48 As to the other alleged errors committed by the AAT as raised in the appellants' amended outline of submissions (and putting to one side whether all these matters were run below):
(a) It is difficult to see how the material relating to mental health care in Latvia which the AAT referred to in [20] of its reasons for decision was irrelevant in circumstances where the appellants had raised the issue of the second appellant's mental health condition.
(b) The claim that the material referred to by the AAT at [25] was "unreliable" goes to the merits of the matter.
(c) As to the contention that the AAT had applied the "wrong law" in [21] and [24] of its reasons for decision, the appellants failed to identify how the Tribunal erred in concluding that the evidence before it did not suggest that Latvia discriminates against people with mental health conditions.
(d) The appellants contended that it was wrong to equate the right to a long-term stay in a country with citizenship or residency, referring to [27] of the AAT's reasons for decision, however, that paragraph relates to what the delegate found, not the AAT.
(e) The appellants repeated their submissions concerning the nature of their visits to Germany, the timing of Latvia's membership of the EU, the fact of the first appellant's criminal conviction and the second appellant's mental health condition, matters which have been addressed above.
49 There are three other matters. The first relates to the issue raised in the amended outline of submissions concerning the first appellant's poor English and the answer he gave to the AAT as recorded in [38] of its reasons for decision. No evidence has been provided to support the appellants' claim that the first appellant "clearly indicated that [he] did not understand what the question was about". The appellants were given the opportunity in the FCCA to put a copy of the AAT transcript into evidence but they declined to do so (see [121] of the primary judge's reasons for judgement).
50 Secondly, the appellants claim that [44] of the AAT's reasons for decision reveal that the AAT substituted its "own opinion", upon which it made its decision.
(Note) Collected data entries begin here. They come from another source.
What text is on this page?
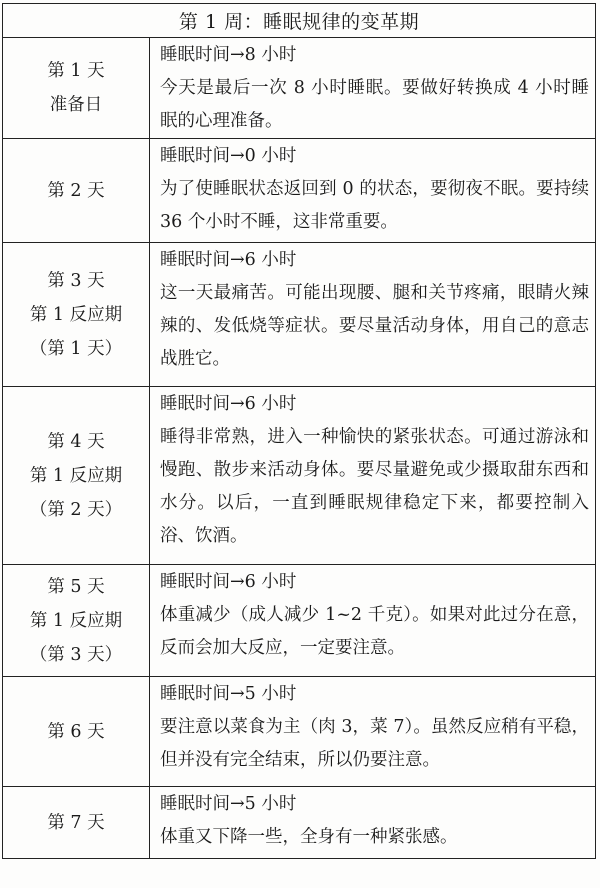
第 1 周：睡眠规律的变革期	

第 1 天
准备日	睡眠时间→8 小时
今天是最后一次 8 小时睡眠。要做好转换成 4 小时睡眠的心理准备。

第 2 天	睡眠时间→0 小时
为了使睡眠状态返回到 0 的状态，要彻夜不眠。要持续 36 个小时不睡，这非常重要。

第 3 天
第 1 反应期
（第 1 天）	睡眠时间→6 小时
这一天最痛苦。可能出现腰、腿和关节疼痛，眼睛火辣辣的、发低烧等症状。要尽量活动身体，用自己的意志战胜它。

第 4 天
第 1 反应期
（第 2 天）	睡眠时间→6 小时
睡得非常熟，进入一种愉快的紧张状态。可通过游泳和慢跑、散步来活动身体。要尽量避免或少摄取甜东西和水分。以后，一直到睡眠规律稳定下来，都要控制入浴、饮酒。

第 5 天
第 1 反应期
（第 3 天）	睡眠时间→6 小时
体重减少（成人减少 1~2 千克）。如果对此过分在意，反而会加大反应，一定要注意。

第 6 天	睡眠时间→5 小时
要注意以菜食为主（肉 3，菜 7）。虽然反应稍有平稳，但并没有完全结束，所以仍要注意。

第 7 天	睡眠时间→5 小时
体重又下降一些，全身有一种紧张感。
The AAT explained in that paragraph why it was not satisfied that the second appellant was at risk for any Convention-related reason by reference to both her mental health, her husband's claims or her Russian ethnicity. These matters are findings by the AAT and form part of the basis for its rejection of the appellants' claims for protection, matters which are then expanded upon in [53]-[67] of the AAT's reasons for decision. As noted above, there is no ground in the notice of appeal which is directed to the appellants' claims for protection and the correctness of the primary judge's rejection of their judicial review grounds relating to those claims.
51 Thirdly, the same may be said in respect of the appellants' contentions concerning the best interests of the third appellant as a minor child. In any event, it is plain on the face of the AAT's reasons for decision that consideration was given to the position of the third appellant (see, for example, [45], [56] and [68]).